“Tropa de Elite” (publicado originalmente em 18/10/2007)
A cena-chave de “Tropa de Elite” (2007), curiosamente, não é uma em que o personagem de Wagner Moura, o capitão Nascimento, está. A seqüência se dá dentro da sala de aula da faculdade de Direito que o soldado André Mathias (o excepcional André Ramiro, em seu primeiro trabalho no set de cinema) freqüenta. Durante uma explanação de seu grupo sobre textos de Michel Foucault, o tema é tráfico de drogas e a violência ‘exagerada’ da polícia. Revoltado por ouvir as defesas dos colegas de classe, o policial – ele demora a revelar a verdadeira profissão – solta: “Quem financia o tráfico são pessoas remediadas como vocês, protegidas dentro de suas casas.” Silêncio na sala. Um silêncio de vergonha seria? O mote da fita de José Padilha (o mesmo do documentário “174”) é este: provocar discussão sobre situações como esta. Quem paga pela cocaína, maconha, heroína? Quem consome a droga é tão cúmplice quanto o traficante? Mathias era quase um parceiro, pois fazia vista grossa para as farras dos amigos ‘burgueses’, enquanto ele suava para garantir seu diploma. Era justo ou injusto?

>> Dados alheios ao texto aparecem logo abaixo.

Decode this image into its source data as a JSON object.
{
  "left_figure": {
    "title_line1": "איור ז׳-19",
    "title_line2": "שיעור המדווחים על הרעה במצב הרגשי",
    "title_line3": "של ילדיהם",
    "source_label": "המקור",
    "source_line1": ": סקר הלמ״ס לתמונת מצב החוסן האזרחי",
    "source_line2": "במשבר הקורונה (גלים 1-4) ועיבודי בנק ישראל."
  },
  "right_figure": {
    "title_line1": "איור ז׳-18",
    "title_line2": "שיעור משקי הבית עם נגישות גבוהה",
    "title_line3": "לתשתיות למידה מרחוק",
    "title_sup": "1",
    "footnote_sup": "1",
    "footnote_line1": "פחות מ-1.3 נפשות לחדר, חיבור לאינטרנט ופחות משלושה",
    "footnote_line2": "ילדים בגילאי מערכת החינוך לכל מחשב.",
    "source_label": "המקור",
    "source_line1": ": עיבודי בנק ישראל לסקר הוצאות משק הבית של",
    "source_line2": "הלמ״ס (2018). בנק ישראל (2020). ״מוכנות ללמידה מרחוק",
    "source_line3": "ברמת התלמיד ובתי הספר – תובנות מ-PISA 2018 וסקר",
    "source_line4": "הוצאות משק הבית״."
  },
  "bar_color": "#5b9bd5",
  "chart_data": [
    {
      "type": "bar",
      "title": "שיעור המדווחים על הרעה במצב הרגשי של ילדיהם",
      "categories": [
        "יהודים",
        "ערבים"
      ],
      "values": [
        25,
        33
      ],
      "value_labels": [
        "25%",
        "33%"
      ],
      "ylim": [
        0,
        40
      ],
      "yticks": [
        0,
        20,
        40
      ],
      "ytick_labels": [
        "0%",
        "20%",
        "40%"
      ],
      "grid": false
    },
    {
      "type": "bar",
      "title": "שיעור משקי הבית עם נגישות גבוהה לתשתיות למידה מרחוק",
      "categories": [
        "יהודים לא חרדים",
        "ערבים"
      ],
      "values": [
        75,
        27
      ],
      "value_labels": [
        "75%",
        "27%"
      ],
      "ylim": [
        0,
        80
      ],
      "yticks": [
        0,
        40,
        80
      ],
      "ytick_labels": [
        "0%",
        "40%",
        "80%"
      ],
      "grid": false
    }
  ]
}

“Tropa de Elite” é a fita mais comentada em cinco anos, com “Carandiru” (2003) e “Cidade de Deus” (2002). Antes de ser exibida nos ecrãs, centenas de cópias piratas já rodavam pelo país afora. Era sucesso entre policiais, bandidos, espectadores em geral. A Universal Pictures, responsável pela distribuição, resolveu antecipar a estréia para o feriado do Dia das Crianças. Resultado: abriga mais de 700 mil pessoas de público. Capa da revista “Veja”, tema de programas de televisão e de artigos na imprensa, alvo de debates calorosos sobre algumas ‘realidades’ transportadas às telonas, o roteiro de Rodrigo Pimentel, Bráulio Mantovani e José Padilha está dando o que falar. Moura é Nascimento, um policial líder do Bope (Batalhão de Operações Policiais Especiais). Ou seja, o grupo dele age ao sentir que a polícia em si não dá conta do recado. Mas ele quer se aposentar, pois sofre de síndrome do pânico e vive de remédios de tarja preta. Está fatigado. Para escolher seu substituto, realiza curso para interessados em servir ao Bope. A partir daí, vemos séries de torturas, ameaças e humilhações.
Neto (Caio Junqueira) e Mathias se sobressaem nos testes do Batalhão. Entre as provas, está a de mastigar comida jogada no mato, enfrentar pisões, não dormir e passar pelo exame final: seguir uma autêntica batida na favela mais perigosa do Rio de Janeiro. Entre as técnicas de ‘persuasão’ dos membros do Bope está por saco plástico na cabeça do interrogado, ou usar um cabo de vassoura para, digamos... São as entranhas da polícia combativa. Se isso choca ou dói, a intenção era essa mesma. Vemos em “Tropa de Elite” como a polícia se corrompe, por exemplo, da forma mais fria possível. A perseguição a Baiano (Fábio Lago), o traficante-mor da favela, é injuriada. A cena final é marcante e, simultaneamente, reflete a fragilidade de se medir em qual estágio um ser humano pode suportar uma pressão. Tudo muito bem amarrado por Padilha. O ritmo do filme é excelente, com câmeras nervosas em captar cada segundo de ação, tal como “Cidade de Deus”. De antemão, sabia-se do brilho da fita: é necessidade do povo carente de segurança, ávido por ver o sangue do mal-feitor escorrer pela testa.